À force de presser le tuyau de la pipe, les dents de Vatrin, celles qui pressent le tuyau, se sont arrondies en haut et en bas ; de sorte que ce tuyau est pris comme dans une pince, d’où il ne bouge, une fois qu’il y est enserré. La pipe de Vatrin ne quitte sa bouche que pour s’incliner gracieusement sur les bords de sa blague, et se remplir, comme faisait l’amphore de la princesse Nausicaa à la fontaine, ou l’urne de Rachel au puits.

Aussitôt bourrée, la pipe de Vatrin reprend sa place dans sa pince ; le vieux garde chef tire de sa poche son briquet, sa pierre, son amadou ; — Vatrin ne donne pas dans les idées nouvelles et dédaigne la chimique ; — puis il allume sa pipe, et, jusqu’à ce qu’elle soit complètement épuisée, la fumée sort de sa bouche avec la régularité et presque avec l’abondance de la fumée d’une machine à vapeur.

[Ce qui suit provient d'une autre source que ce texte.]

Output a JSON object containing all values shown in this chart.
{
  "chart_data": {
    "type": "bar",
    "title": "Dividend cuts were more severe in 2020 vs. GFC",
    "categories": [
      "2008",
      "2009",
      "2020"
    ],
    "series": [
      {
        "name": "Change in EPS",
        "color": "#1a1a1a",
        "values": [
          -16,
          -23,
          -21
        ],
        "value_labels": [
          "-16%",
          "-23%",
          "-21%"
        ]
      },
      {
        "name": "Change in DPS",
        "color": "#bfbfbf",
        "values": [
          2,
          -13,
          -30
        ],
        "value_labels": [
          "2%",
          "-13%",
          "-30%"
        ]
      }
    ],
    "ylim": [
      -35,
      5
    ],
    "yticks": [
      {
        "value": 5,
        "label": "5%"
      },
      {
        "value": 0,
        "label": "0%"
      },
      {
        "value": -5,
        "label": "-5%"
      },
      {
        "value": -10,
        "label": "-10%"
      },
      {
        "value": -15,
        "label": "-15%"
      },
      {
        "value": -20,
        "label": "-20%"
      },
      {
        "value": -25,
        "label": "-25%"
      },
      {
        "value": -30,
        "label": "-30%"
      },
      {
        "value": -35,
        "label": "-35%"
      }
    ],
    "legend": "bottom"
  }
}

— Vatrin, lui disais-je un jour, quand vous ne pourrez plus marcher, vous n’aurez qu’à vous faire adapter deux roues, et votre tête servira de locomotive à votre corps.

— Je marcherai toujours, me répondit simplement Vatrin.

Et Vatrin disait vrai : le Juif errant n’était pas mieux traité que lui pour la course.

Il va de soi que Vatrin répond sans avoir besoin de quitter sa pipe ; sa pipe est une espèce de végétation de sa mâchoire, un corail noir enté sur ses dents ; seulement, il parle avec une sorte de sifflement qui n’appartient qu’à lui, et qui provient du peu d’espace que les dents laissent au son pour passer.